To avoid redownloading the same image, one can keep track to the SOPInstanceUIDs and SeriesInstanceUIDs which have been downloaded before. Because one can only download image by those two UIDs via RESTful API.


2016年5月11日星期三

Infinispan and Spark

Today I find an amazing thing that Infinispan and Spark can work together! It may be very useful to my project. https://github.com/infinispan/infinispan-spark

Infinispan is a distributed in-memory key/value data storage system which should be much faster than HDFS. It can be used in distributed computing task as fast temporary storage and cache. http://infinispan.org/

Spark is a MapReduce style of distributed computing framwork. Visit http://spark.apache.org/ for more information

My thought on MEDIator: A Data Sharing Synchronization Platform for Heterogeneous Medical Image Archives



MEDIator: A Data Sharing Synchronization Platform for Heterogeneous Medical Image Archives
This is a paper written by my mentor.The content has  connection with the project I am going  to do.

Here, I list something I learn form this paper.

While sharing data is encouraged in science, algorithms and architectures should be designed for mashing up and sharing the medical data efficiently. Hence, a data sharing synchronization system should be secured and minimize data duplication in client instances, in addition to the regular requirements of the data access integration platforms.A data sharing synchronization platform should let data consumers to view sub sets of data that satisfy user-defined search criteria, and share them with others using pointers to the actual data.

This paper presents MEDIator, a data sharing and synchronization middleware platform for heterogeneous medical image archives.

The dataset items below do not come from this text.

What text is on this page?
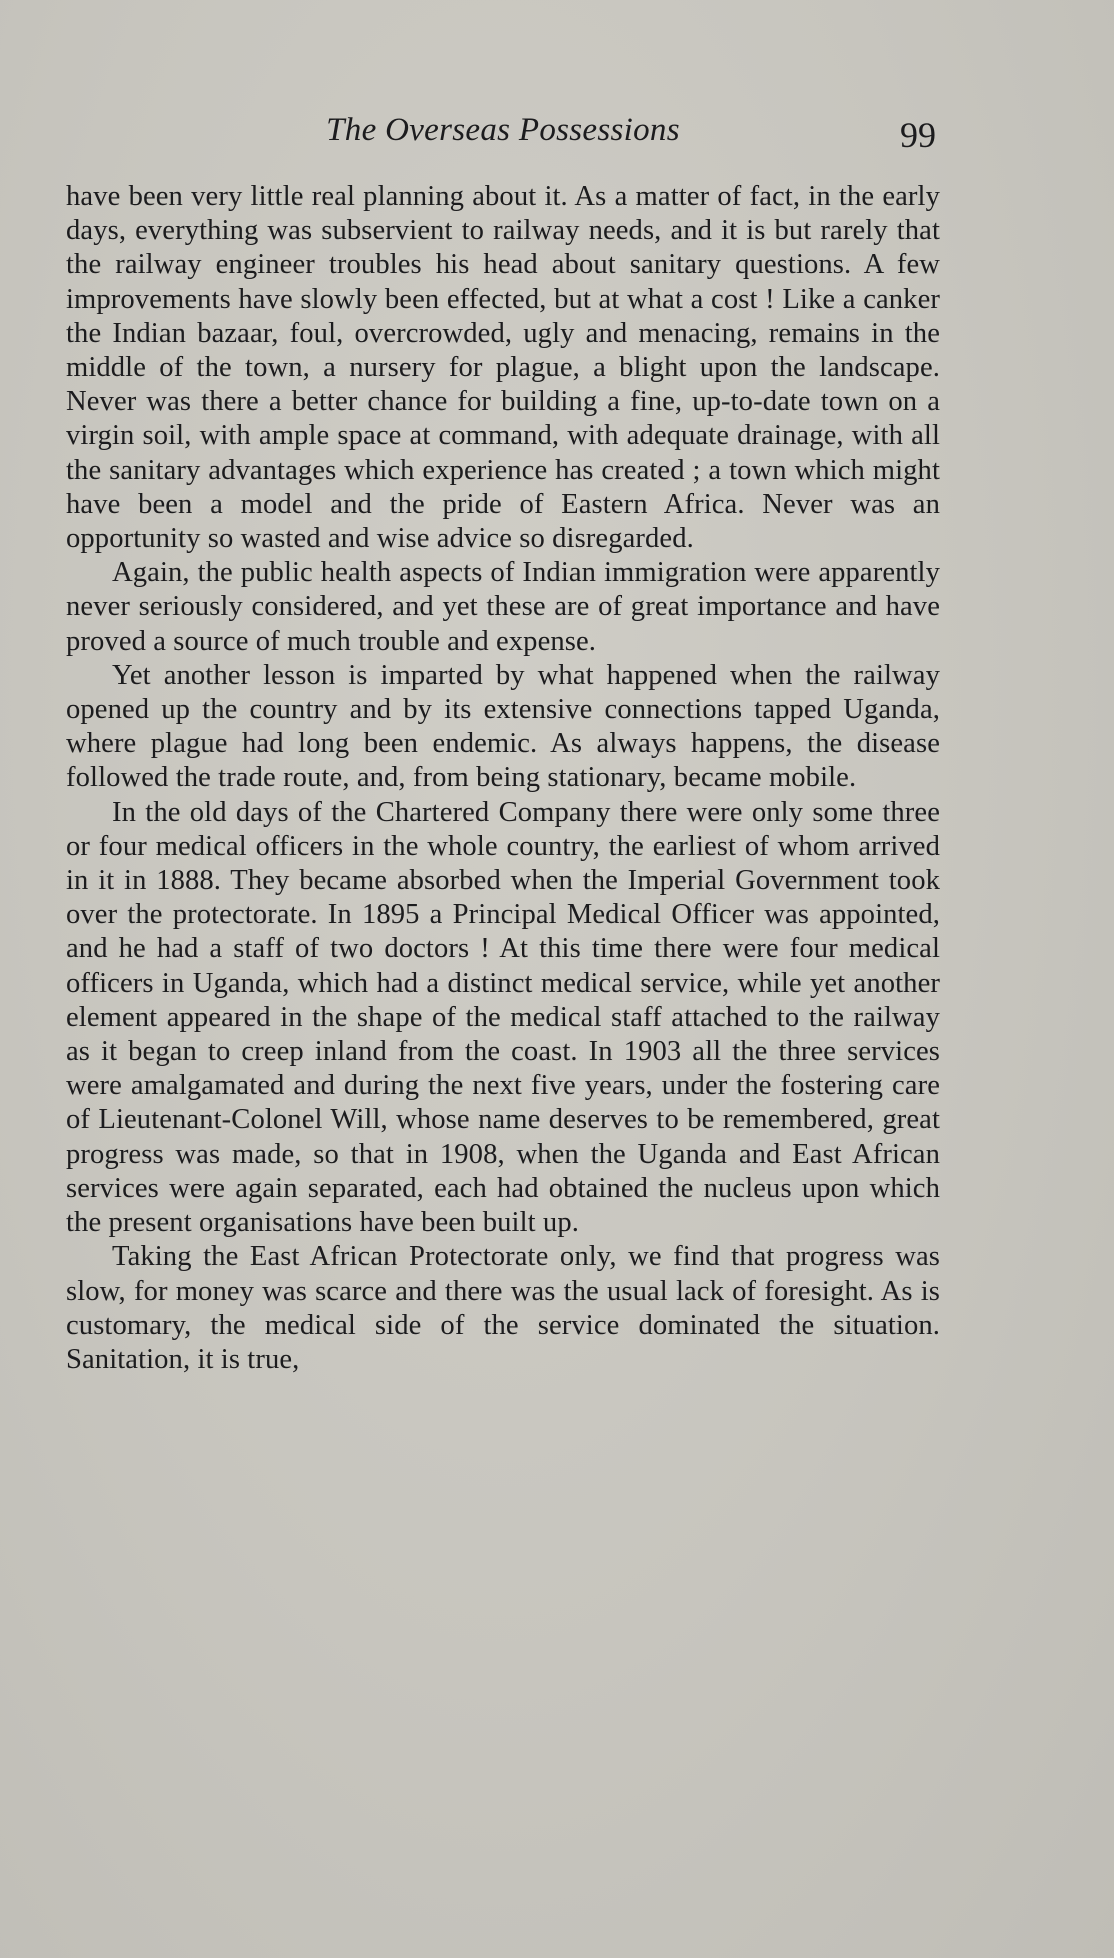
The Overseas Possessions	99

have been very little real planning about it. As a matter of fact, in the early days, everything was subservient to railway needs, and it is but rarely that the railway engineer troubles his head about sanitary questions. A few improvements have slowly been effected, but at what a cost ! Like a canker the Indian bazaar, foul, overcrowded, ugly and menacing, remains in the middle of the town, a nursery for plague, a blight upon the landscape. Never was there a better chance for building a fine, up-to-date town on a virgin soil, with ample space at command, with adequate drainage, with all the sanitary advantages which experience has created ; a town which might have been a model and the pride of Eastern Africa. Never was an opportunity so wasted and wise advice so disregarded.

Again, the public health aspects of Indian immigration were apparently never seriously considered, and yet these are of great importance and have proved a source of much trouble and expense.

Yet another lesson is imparted by what happened when the railway opened up the country and by its extensive connections tapped Uganda, where plague had long been endemic. As always happens, the disease followed the trade route, and, from being stationary, became mobile.

In the old days of the Chartered Company there were only some three or four medical officers in the whole country, the earliest of whom arrived in it in 1888. They became absorbed when the Imperial Government took over the protectorate. In 1895 a Principal Medical Officer was appointed, and he had a staff of two doctors ! At this time there were four medical officers in Uganda, which had a distinct medical service, while yet another element appeared in the shape of the medical staff attached to the railway as it began to creep inland from the coast. In 1903 all the three services were amalgamated and during the next five years, under the fostering care of Lieutenant-Colonel Will, whose name deserves to be remembered, great progress was made, so that in 1908, when the Uganda and East African services were again separated, each had obtained the nucleus upon which the present organisations have been built up.

Taking the East African Protectorate only, we find that progress was slow, for money was scarce and there was the usual lack of foresight. As is customary, the medical side of the service dominated the situation. Sanitation, it is true,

MEDIator allows sharing pointers to medical data efficiently, while letting the consumers manipulate the pointers without modifying the raw medical data. MEDIator has been implemented for multiple data sources, including Amazon S3, The Cancer Imaging Archive (TCIA), caMicroscope, and metadata from CSV files for cancer images.

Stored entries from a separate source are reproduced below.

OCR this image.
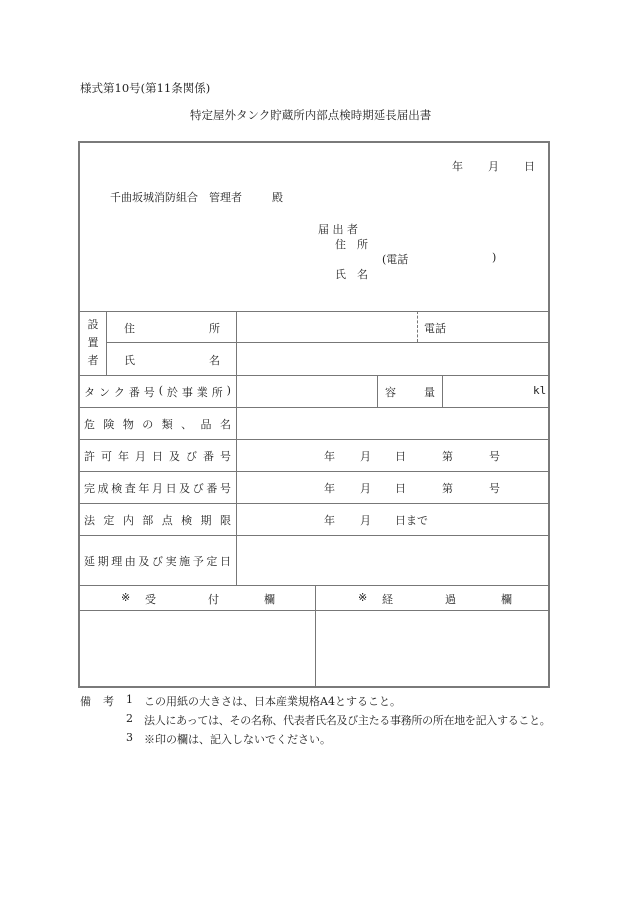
様式第10号(第11条関係)
特定屋外タンク貯蔵所内部点検時期延長届出書
年 月 日
千曲坂城消防組合　管理者	殿
届 出 者
住 所
(電話	)
氏 名
設
置
者
住	所	電話
氏	名
タ ン ク 番 号 ( 於 事 業 所 )	容	量	kl
危 険 物 の 類 、 品 名
許 可 年 月 日 及 び 番 号	年 月 日	第	号
完 成 検 査 年 月 日 及 び 番 号	年 月 日	第	号
法 定 内 部 点 検 期 限	年 月 日まで
延 期 理 由 及 び 実 施 予 定 日
※ 受	付	欄	※ 経	過	欄
備 考 1 この用紙の大きさは、日本産業規格A4とすること。
2 法人にあっては、その名称、代表者氏名及び主たる事務所の所在地を記入すること。
3 ※印の欄は、記入しないでください。
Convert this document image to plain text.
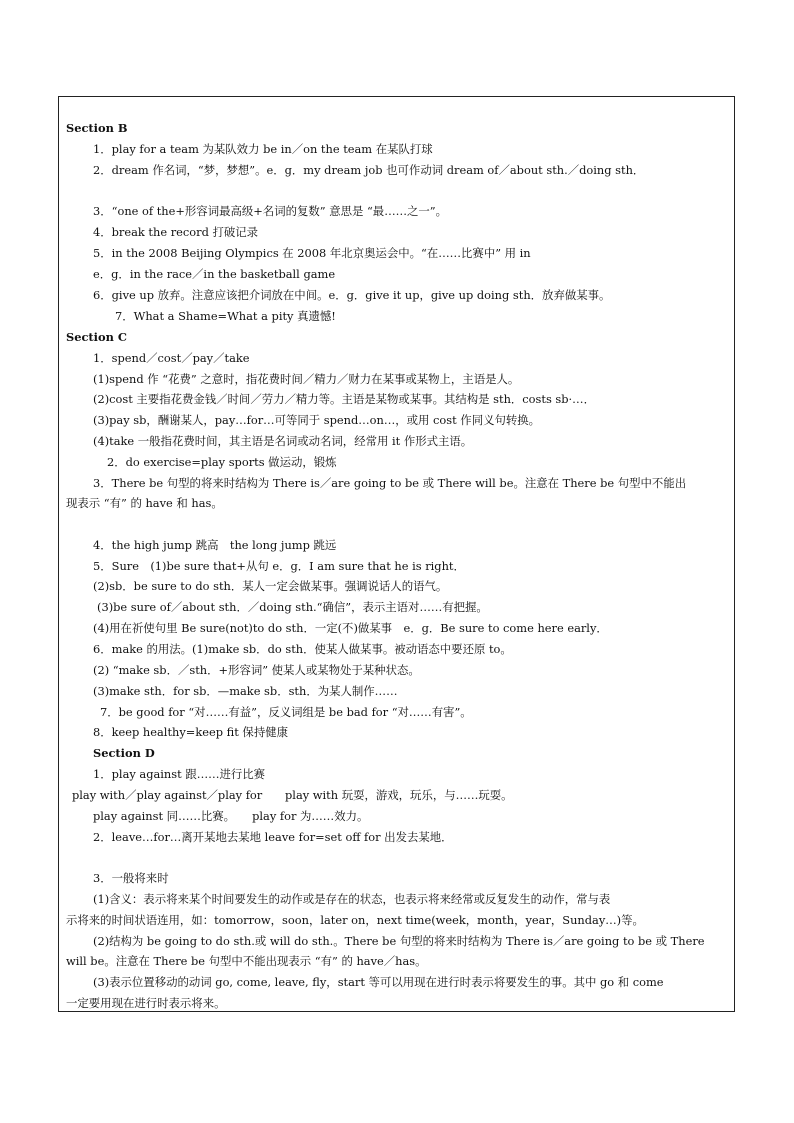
Section B
1．play for a team 为某队效力 be in／on the team 在某队打球
2．dream 作名词，“梦，梦想”。e．g．my dream job 也可作动词 dream of／about sth.／doing sth．
3．“one of the+形容词最高级+名词的复数” 意思是 “最……之一”。
4．break the record 打破记录
5．in the 2008 Beijing Olympics 在 2008 年北京奥运会中。“在……比赛中” 用 in
e．g．in the race／in the basketball game
6．give up 放弃。注意应该把介词放在中间。e．g．give it up，give up doing sth．放弃做某事。
7．What a Shame=What a pity 真遗憾!
Section C
1．spend／cost／pay／take
(1)spend 作 “花费” 之意时，指花费时间／精力／财力在某事或某物上，主语是人。
(2)cost 主要指花费金钱／时间／劳力／精力等。主语是某物或某事。其结构是 sth．costs sb·…．
(3)pay sb，酬谢某人，pay…for…可等同于 spend…on…，或用 cost 作同义句转换。
(4)take 一般指花费时间，其主语是名词或动名词，经常用 it 作形式主语。
2．do exercise=play sports 做运动，锻炼
3．There be 句型的将来时结构为 There is／are going to be 或 There will be。注意在 There be 句型中不能出
现表示 “有” 的 have 和 has。
4．the high jump 跳高　the long jump 跳远
5．Sure　(1)be sure that+从句 e．g．I am sure that he is right．
(2)sb．be sure to do sth．某人一定会做某事。强调说话人的语气。
(3)be sure of／about sth．／doing sth.“确信”，表示主语对……有把握。
(4)用在祈使句里 Be sure(not)to do sth．一定(不)做某事　e．g．Be sure to come here early．
6．make 的用法。(1)make sb．do sth．使某人做某事。被动语态中要还原 to。
(2) “make sb．／sth．+形容词” 使某人或某物处于某种状态。
(3)make sth．for sb．—make sb．sth．为某人制作……
7．be good for “对……有益”，反义词组是 be bad for “对……有害”。
8．keep healthy=keep fit 保持健康
Section D
1．play against 跟……进行比赛
play with／play against／play for　　play with 玩耍，游戏，玩乐，与……玩耍。
play against 同……比赛。　　play for 为……效力。
2．leave…for…离开某地去某地 leave for=set off for 出发去某地．
3．一般将来时
(1)含义：表示将来某个时间要发生的动作或是存在的状态，也表示将来经常或反复发生的动作，常与表
示将来的时间状语连用，如：tomorrow，soon，later on，next time(week，month，year，Sunday…)等。
(2)结构为 be going to do sth.或 will do sth.。There be 句型的将来时结构为 There is／are going to be 或 There
will be。注意在 There be 句型中不能出现表示 “有” 的 have／has。
(3)表示位置移动的动词 go, come, leave, fly，start 等可以用现在进行时表示将要发生的事。其中 go 和 come
一定要用现在进行时表示将来。
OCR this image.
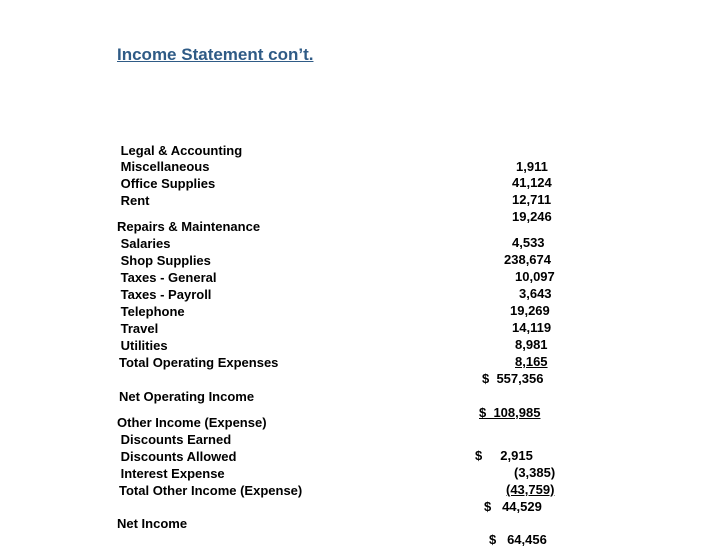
Income Statement con’t.

Legal & Accounting

1,911

Miscellaneous

41,124

Office Supplies

12,711

Rent

19,246

Repairs & Maintenance

4,533

Salaries

238,674

Shop Supplies

10,097

Taxes - General

3,643

Taxes - Payroll

19,269

Telephone

14,119

Travel

8,981

Utilities

8,165

Total Operating Expenses

$  557,356

Net Operating Income

$  108,985

Other Income (Expense)

Discounts Earned

$     2,915

Discounts Allowed

(3,385)

Interest Expense

(43,759)

Total Other Income (Expense)

$   44,529

Net Income

$   64,456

 Also, an in-memory data grid can be an alternative for a traditional storage for the replica sets, as it provides faster storage, access, and execution. And this paper uses the platform - Infinispan. By the way, in my project, I plan to use Infinispan.

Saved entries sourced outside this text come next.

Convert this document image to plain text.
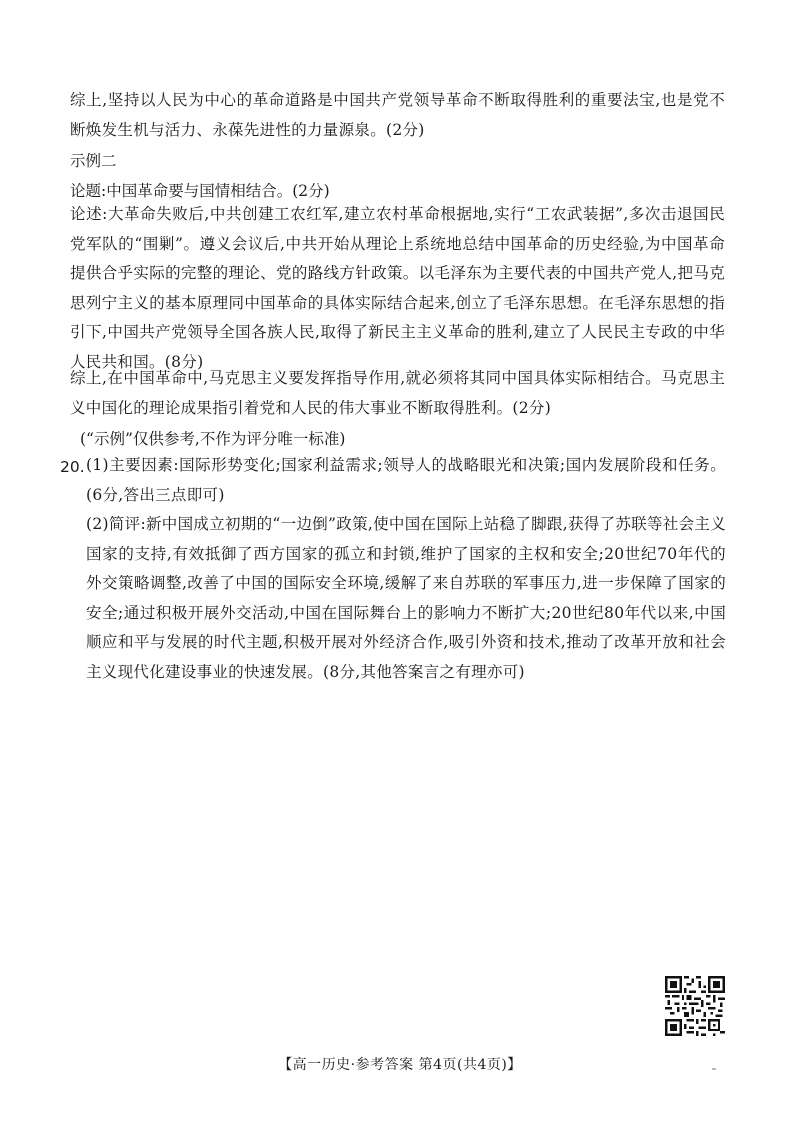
综上,坚持以人民为中心的革命道路是中国共产党领导革命不断取得胜利的重要法宝,也是党不断焕发生机与活力、永葆先进性的力量源泉。(2分)
示例二
论题:中国革命要与国情相结合。(2分)
论述:大革命失败后,中共创建工农红军,建立农村革命根据地,实行“工农武装据”,多次击退国民党军队的“围剿”。遵义会议后,中共开始从理论上系统地总结中国革命的历史经验,为中国革命提供合乎实际的完整的理论、党的路线方针政策。以毛泽东为主要代表的中国共产党人,把马克思列宁主义的基本原理同中国革命的具体实际结合起来,创立了毛泽东思想。在毛泽东思想的指引下,中国共产党领导全国各族人民,取得了新民主主义革命的胜利,建立了人民民主专政的中华人民共和国。(8分)
综上,在中国革命中,马克思主义要发挥指导作用,就必须将其同中国具体实际相结合。马克思主义中国化的理论成果指引着党和人民的伟大事业不断取得胜利。(2分)
(“示例”仅供参考,不作为评分唯一标准)
20. (1)主要因素:国际形势变化;国家利益需求;领导人的战略眼光和决策;国内发展阶段和任务。(6分,答出三点即可)
(2)简评:新中国成立初期的“一边倒”政策,使中国在国际上站稳了脚跟,获得了苏联等社会主义国家的支持,有效抵御了西方国家的孤立和封锁,维护了国家的主权和安全;20世纪70年代的外交策略调整,改善了中国的国际安全环境,缓解了来自苏联的军事压力,进一步保障了国家的安全;通过积极开展外交活动,中国在国际舞台上的影响力不断扩大;20世纪80年代以来,中国顺应和平与发展的时代主题,积极开展对外经济合作,吸引外资和技术,推动了改革开放和社会主义现代化建设事业的快速发展。(8分,其他答案言之有理亦可)
【高一历史·参考答案 第4页(共4页)】
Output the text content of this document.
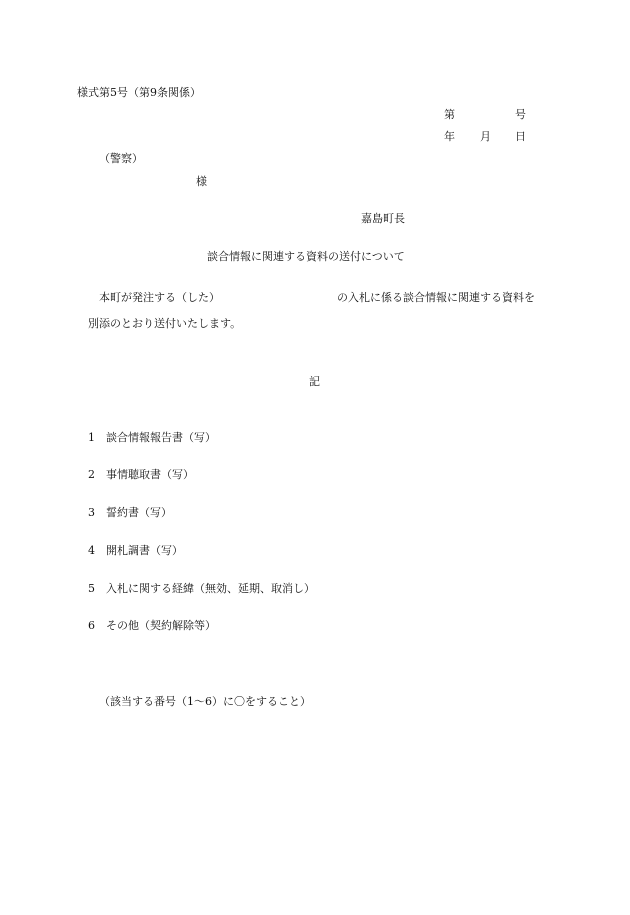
様式第5号（第9条関係）
第	号
年 月 日
（警察）
様
嘉島町長
談合情報に関連する資料の送付について
本町が発注する（した）	の入札に係る談合情報に関連する資料を
別添のとおり送付いたします。
記
1 談合情報報告書（写）
2 事情聴取書（写）
3 誓約書（写）
4 開札調書（写）
5 入札に関する経緯（無効、延期、取消し）
6 その他（契約解除等）
（該当する番号（1〜6）に〇をすること）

MEDIator lets the users create, update, retrieve, and delete replica sets, and share the replica sets with others. 
Higher Level Use Case VIew


MEDIator APIs :InterfaceAPI,PubConsAPI,Integrator
(details ignored)


Integration with Medical Data Sources 

Clinical data is deployed in multiple data sources such as TCIA, caMicroscope, and Amazon S3. Figure 3 de- picts the deployment of the system with multiple med- ical data sources.This part can help us access to different sources of data.


"MEDIator is multi-tenanted where multiple users co-exist without the knowledge of existence of the other users, sharing the same cache space. Involving a time stamp for the class extending P ubC onsAP I , downloaded items can be tracked, and the dis can be produced for the user download. Thus a download can be paused and resumed later, downloading the images that have not been downloaded yet."

---I am not clear about this paragraph, to be discussed.

To concluded, firstly, I think I can employ the part of the Representation of Medical Image Sources to my project. This part can help me to represent the source data.Secondly, I can join the MEDIator to access data and then do the Near Duplicate Detection work based on that.


2016年5月5日星期四

Hello, GSoC 2016!

I'm really happy to be selected in Google Summer of Code 2016. Thanks to my mentor Pradeeban and Ashish, your patience and help give me confidence when I wrote my proposal. Wish us a good cooperation.

The name of my GSoC project is Near Duplicate Detection in Medical Image Archives. My proposal is here.

I've set up my code repository at https://bitbucket.org/BMI/medicurator.

Good luck and have fun!

Happy Birthday, Peking University!

Yesterday, May 4th is Peking University's 118th birthday. Congratulations! I'm proud of you forever.